Of course, children (and parents) aren’t aware of the core of their reaction, but they do need reassurance that their behavior has not ruptured their bond with their parents.

A sudden movement startles a crawling child. Parents pick up the child and reassure her. A toddler fears lightning and thunder. Parents try to help the child believe he is safe, but also let him know the sound and light are startling. A preschooler flees to his mother when he sees a spider. His mother knows spiders are scary (an instinctual reaction), and it’s OK to be afraid and move away from the creature. Mother (or father) lets the child know that being afraid of spiders is acceptable and normal.

School-aged children worry about not doing things well or to an adult’s satisfaction. Parents do their best to tell the child that it’s his or her effort that counts, and it’s OK to feel frustrated and not to get it right the first time.
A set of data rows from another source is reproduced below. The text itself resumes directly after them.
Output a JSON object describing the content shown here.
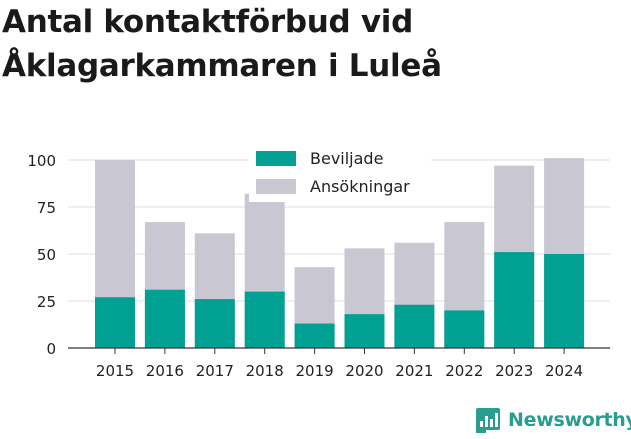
{
  "header": {
    "title": "Antal kontaktförbud vid Åklagarkammaren i Luleå"
  },
  "brand": {
    "name": "Newsworthy",
    "color": "#2a9d8f"
  },
  "chart_data": {
    "type": "bar",
    "stacked": false,
    "overlay": true,
    "categories": [
      "2015",
      "2016",
      "2017",
      "2018",
      "2019",
      "2020",
      "2021",
      "2022",
      "2023",
      "2024"
    ],
    "series": [
      {
        "name": "Ansökningar",
        "color": "#c8c7d2",
        "values": [
          100,
          67,
          61,
          82,
          43,
          53,
          56,
          67,
          97,
          101
        ]
      },
      {
        "name": "Beviljade",
        "color": "#00a093",
        "values": [
          27,
          31,
          26,
          30,
          13,
          18,
          23,
          20,
          51,
          50
        ]
      }
    ],
    "yticks": [
      0,
      25,
      50,
      75,
      100
    ],
    "ylim": [
      0,
      100
    ],
    "grid": true,
    "legend": {
      "position": "top-center",
      "items": [
        "Beviljade",
        "Ansökningar"
      ]
    }
  }
}
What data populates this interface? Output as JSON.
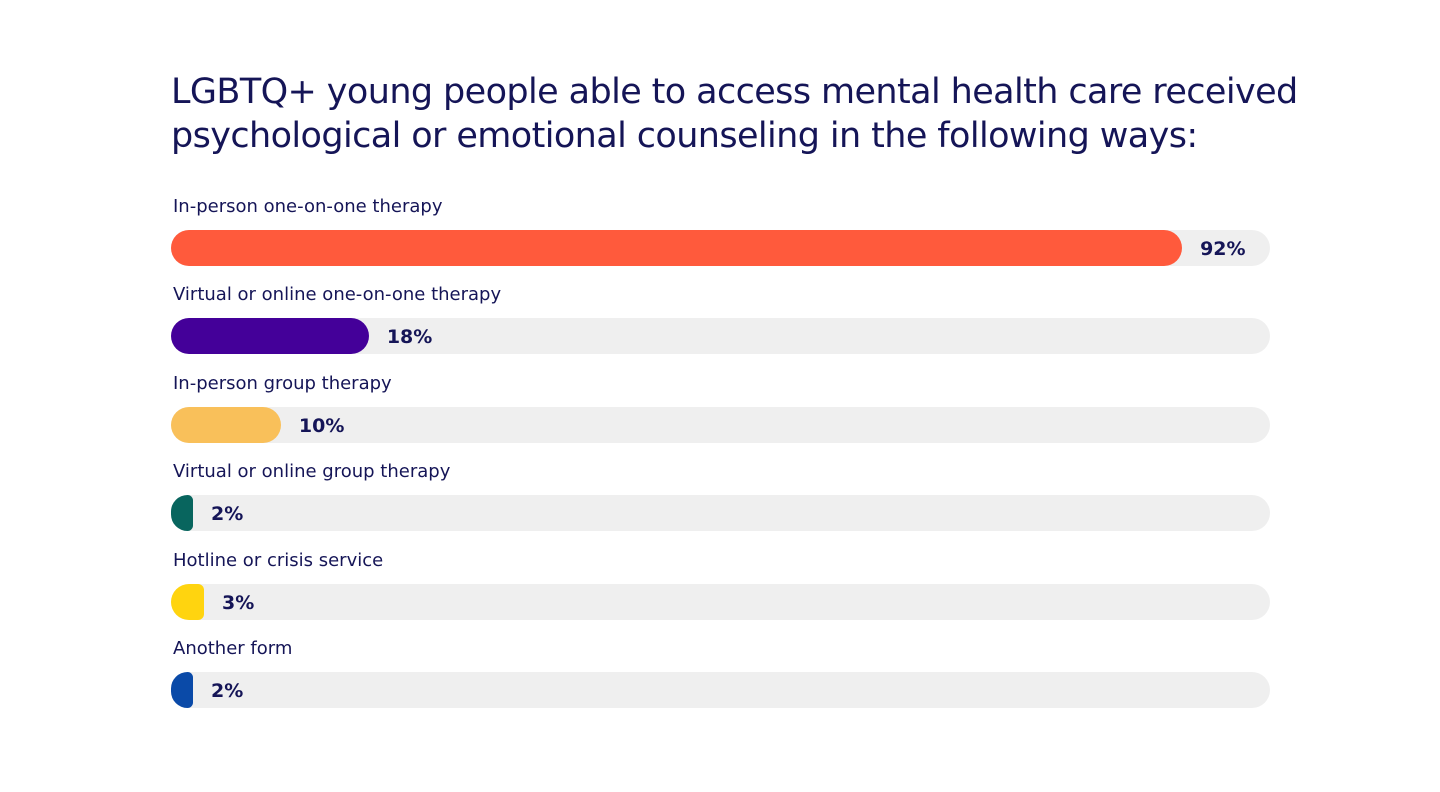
{
  "chart_data": {
    "type": "bar",
    "orientation": "horizontal",
    "title": "LGBTQ+ young people able to access mental health care received psychological or emotional counseling in the following ways:",
    "title_lines": [
      "LGBTQ+ young people able to access mental health care received",
      "psychological or emotional counseling in the following ways:"
    ],
    "xlabel": "",
    "ylabel": "",
    "xlim": [
      0,
      100
    ],
    "grid": false,
    "legend": "none",
    "value_suffix": "%",
    "categories": [
      "In-person one-on-one therapy",
      "Virtual or online one-on-one therapy",
      "In-person group therapy",
      "Virtual or online group therapy",
      "Hotline or crisis service",
      "Another form"
    ],
    "values": [
      92,
      18,
      10,
      2,
      3,
      2
    ],
    "value_labels": [
      "92%",
      "18%",
      "10%",
      "2%",
      "3%",
      "2%"
    ],
    "colors": [
      "#ff5a3c",
      "#440099",
      "#f9c05a",
      "#08655e",
      "#ffd40f",
      "#0a4aa8"
    ],
    "track_color": "#efefef"
  }
}
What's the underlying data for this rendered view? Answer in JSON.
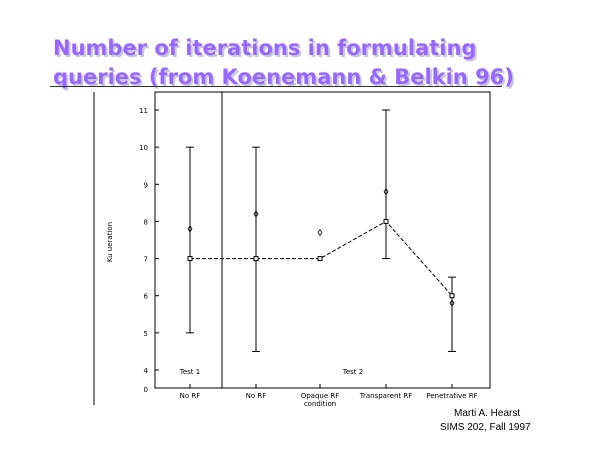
{
  "slide": {
    "title_line1": "Number of iterations in formulating",
    "title_line2": "queries (from Koenemann & Belkin 96)",
    "credit_name": "Marti A. Hearst",
    "credit_course": "SIMS 202, Fall 1997",
    "title_color": "#9966ff"
  },
  "chart_data": {
    "type": "line",
    "ylabel": "Ku ueration",
    "ylim": [
      3.5,
      11.5
    ],
    "yticks": [
      "4",
      "5",
      "6",
      "7",
      "8",
      "9",
      "10",
      "11"
    ],
    "y_zero_label": "0",
    "categories": [
      "No RF",
      "No RF",
      "Opaque RF",
      "Transparent RF",
      "Penetrative RF"
    ],
    "category_sublabels": [
      "",
      "",
      "condition",
      "",
      ""
    ],
    "groups": [
      "Test 1",
      "Test 2"
    ],
    "mean": [
      7.0,
      7.0,
      7.0,
      8.0,
      6.0
    ],
    "other": [
      7.8,
      8.2,
      7.7,
      8.8,
      5.8
    ],
    "error_low": [
      5.0,
      4.5,
      null,
      7.0,
      4.5
    ],
    "error_high": [
      10.0,
      10.0,
      null,
      11.0,
      6.5
    ],
    "grid": false
  }
}
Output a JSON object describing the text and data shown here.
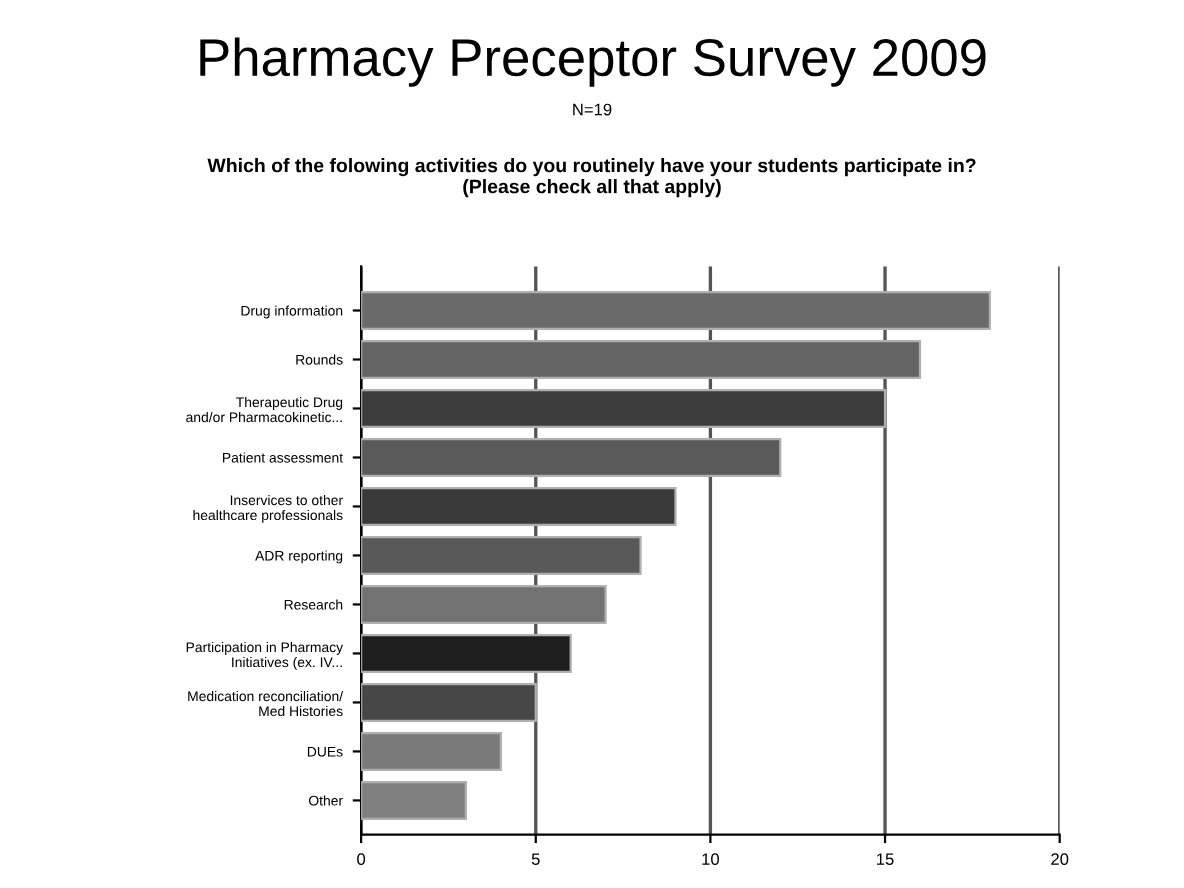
{
  "chart_data": {
    "type": "bar",
    "orientation": "horizontal",
    "title": "Pharmacy Preceptor Survey 2009",
    "subtitle": "N=19",
    "annotations": [
      "Which of the folowing activities do you routinely have your students participate in?\n(Please check all that apply)"
    ],
    "categories": [
      "Drug information",
      "Rounds",
      "Therapeutic Drug\nand/or Pharmacokinetic...",
      "Patient assessment",
      "Inservices to other\nhealthcare professionals",
      "ADR reporting",
      "Research",
      "Participation in Pharmacy\nInitiatives (ex. IV...",
      "Medication reconciliation/\nMed Histories",
      "DUEs",
      "Other"
    ],
    "values": [
      18,
      16,
      15,
      12,
      9,
      8,
      7,
      6,
      5,
      4,
      3
    ],
    "colors": [
      "#6a6a6a",
      "#636363",
      "#3c3c3c",
      "#5a5a5a",
      "#3a3a3a",
      "#595959",
      "#727272",
      "#1e1e1e",
      "#474747",
      "#7a7a7a",
      "#808080"
    ],
    "xlim": [
      0,
      20
    ],
    "xticks": [
      0,
      5,
      10,
      15,
      20
    ],
    "grid": "x"
  }
}
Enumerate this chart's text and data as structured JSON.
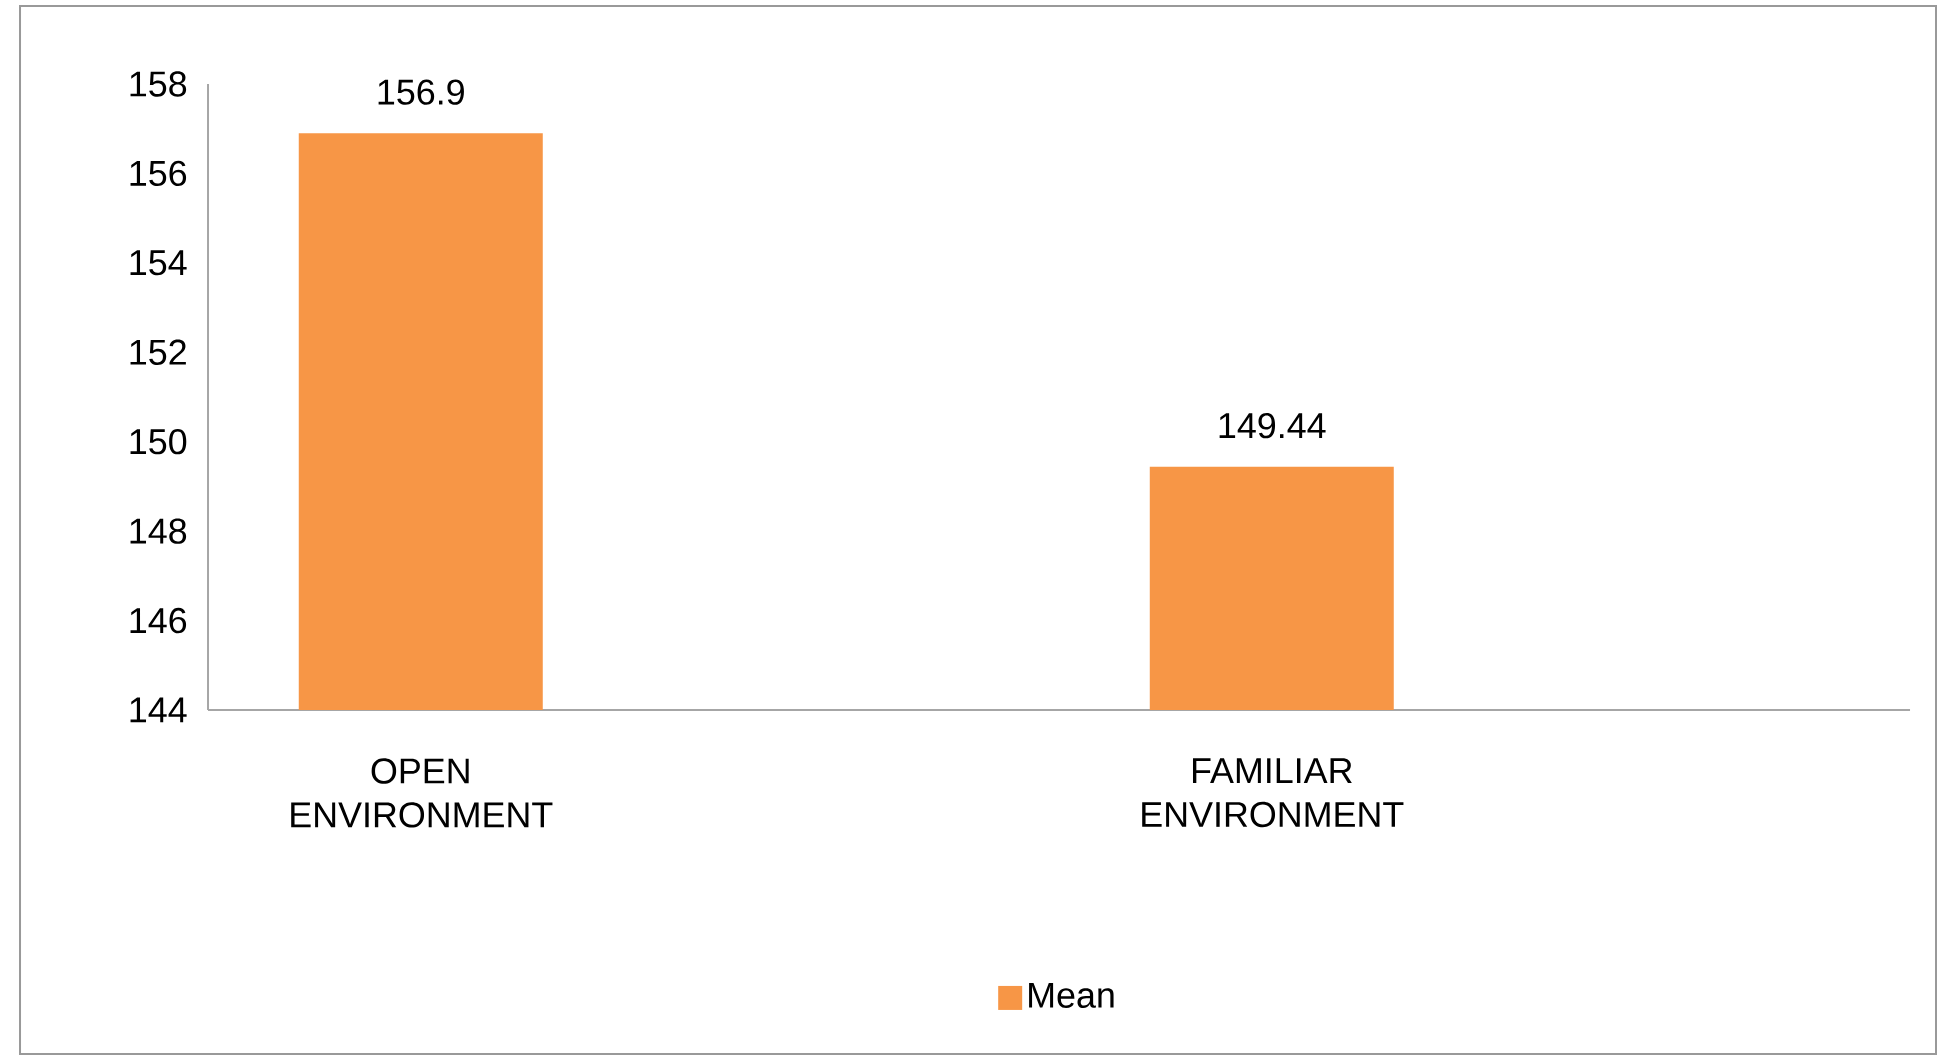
{
  "chart_data": {
    "type": "bar",
    "categories": [
      "OPEN ENVIRONMENT",
      "FAMILIAR ENVIRONMENT"
    ],
    "series": [
      {
        "name": "Mean",
        "color": "#f79646",
        "values": [
          156.9,
          149.44
        ]
      }
    ],
    "ylim": [
      144,
      158
    ],
    "yticks": [
      144,
      146,
      148,
      150,
      152,
      154,
      156,
      158
    ],
    "data_labels": true,
    "grid": false,
    "legend": "bottom"
  }
}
Adults know that we learn from our mistakes. School-aged children don’t have the ability to accept that fact. They believe they are their mistakes and that their parents, or other important adults in their lives, will see them as failures and not love them.

A huge task for school-aged children is to be able to differentiate between who they are and what they do. Many adults struggle with that concept.

‘Crying over spilt milk,’ may seem silly to adults, but to a child who fears punishment, and possibly abandonment, spilling milk is far from silly. Children’s tears and fears let us know that they are in distress and need comforting, reassurance, support in settling down and then, perhaps, help in problem-solving.